A cable was sent, warning London, alerting Dublin, and informing the world that Michael Collins had been brought down just a week after Arthur Griffith was laid to rest. They sent his body by boat from Penrose Quay to Dún Laoghaire. They wouldn’t let me go with him. I took the train, crowded among people who talked of his loss, of Ireland’s loss, and then talked of hats and the weather and the neighbour’s bad habits. I became so angry, so irrationally livid, that I had to get off at the next stop. I am not fit to be around people, yet I don’t want to be alone. It took me two days to get back to Dublin.
They buried him today in Glasnevin, and I was there among the mourners, huddled with Gearóid O’Sullivan, Tom Cullen, and Joe O’Reilly. Their love for him is a balm to me; I won’t have to carry his memory by myself.

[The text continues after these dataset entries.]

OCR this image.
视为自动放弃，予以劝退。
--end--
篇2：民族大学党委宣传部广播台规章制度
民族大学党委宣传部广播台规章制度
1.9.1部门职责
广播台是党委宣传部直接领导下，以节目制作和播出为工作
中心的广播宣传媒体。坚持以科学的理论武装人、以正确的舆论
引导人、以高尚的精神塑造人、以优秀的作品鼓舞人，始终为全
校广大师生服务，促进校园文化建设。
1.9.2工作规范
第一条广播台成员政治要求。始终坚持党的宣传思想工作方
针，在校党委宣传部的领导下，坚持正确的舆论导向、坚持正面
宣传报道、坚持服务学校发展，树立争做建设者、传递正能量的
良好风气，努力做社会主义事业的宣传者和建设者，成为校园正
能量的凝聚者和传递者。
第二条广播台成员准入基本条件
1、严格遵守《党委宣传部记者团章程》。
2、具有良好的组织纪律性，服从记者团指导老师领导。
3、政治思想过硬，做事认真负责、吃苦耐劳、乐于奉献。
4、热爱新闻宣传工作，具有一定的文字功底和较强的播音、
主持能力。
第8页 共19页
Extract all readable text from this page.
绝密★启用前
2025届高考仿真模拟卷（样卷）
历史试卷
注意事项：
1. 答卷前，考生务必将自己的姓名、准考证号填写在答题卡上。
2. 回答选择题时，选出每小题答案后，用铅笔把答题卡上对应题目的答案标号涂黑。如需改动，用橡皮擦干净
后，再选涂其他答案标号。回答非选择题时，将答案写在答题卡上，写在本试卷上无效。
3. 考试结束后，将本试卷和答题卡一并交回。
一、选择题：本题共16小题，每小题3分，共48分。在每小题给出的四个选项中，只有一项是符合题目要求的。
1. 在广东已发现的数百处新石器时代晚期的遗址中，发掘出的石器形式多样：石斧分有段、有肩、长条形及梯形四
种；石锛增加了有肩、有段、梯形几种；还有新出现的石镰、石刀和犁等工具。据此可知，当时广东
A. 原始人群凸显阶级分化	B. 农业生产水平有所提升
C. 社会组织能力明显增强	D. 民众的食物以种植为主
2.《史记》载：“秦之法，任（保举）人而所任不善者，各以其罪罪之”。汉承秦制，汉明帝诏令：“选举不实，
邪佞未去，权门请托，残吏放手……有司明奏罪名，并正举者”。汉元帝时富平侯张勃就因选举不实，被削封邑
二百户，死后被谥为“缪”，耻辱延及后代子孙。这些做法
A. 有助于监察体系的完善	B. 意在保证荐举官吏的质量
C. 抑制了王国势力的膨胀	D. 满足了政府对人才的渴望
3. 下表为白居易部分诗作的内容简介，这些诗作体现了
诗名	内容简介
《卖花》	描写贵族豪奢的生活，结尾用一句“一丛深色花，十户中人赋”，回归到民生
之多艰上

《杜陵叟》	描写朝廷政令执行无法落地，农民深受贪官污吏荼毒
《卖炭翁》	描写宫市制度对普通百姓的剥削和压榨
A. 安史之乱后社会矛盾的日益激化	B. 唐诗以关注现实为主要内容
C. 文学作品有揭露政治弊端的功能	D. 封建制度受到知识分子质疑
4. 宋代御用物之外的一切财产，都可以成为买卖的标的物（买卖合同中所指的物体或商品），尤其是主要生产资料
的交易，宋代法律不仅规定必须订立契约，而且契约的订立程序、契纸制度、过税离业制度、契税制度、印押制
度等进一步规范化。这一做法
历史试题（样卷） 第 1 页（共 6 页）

I am selling my house in Dublin. After today, I have no desire to return. I am going home to Eoin, to my little boy. Ireland has taken everyone else, and I have nothing left to give her.
T. S.
26
A MAN OLD AND YOUNG
She smiled and that transfigured me
And left me but a lout,
Maundering here, and maundering there,
Emptier of thought
Than the heavenly circuit of its stars
When the moon sails out.
—W. B. Yeats
The last day in August, I returned to Ballinagar and climbed the hill behind the church, my breath hard to catch, my lungs crowded by my ever-expanding abdomen. My doctor, an ancient ob-gyn practicing in Sligo, said I was due the first week in January. At my first appointment, the nurse had tried to calculate my pregnancy based on my last menstrual cycle. I couldn’t tell her it had been in mid-January of 1922. I’d had to plead ignorance, even though I suspected I was about twelve weeks along when I returned to the present. My first ultrasound confirmed my estimate, though the dates did not align. Time travel or not, I would still be carrying this child for nine months, and I had four months more to go.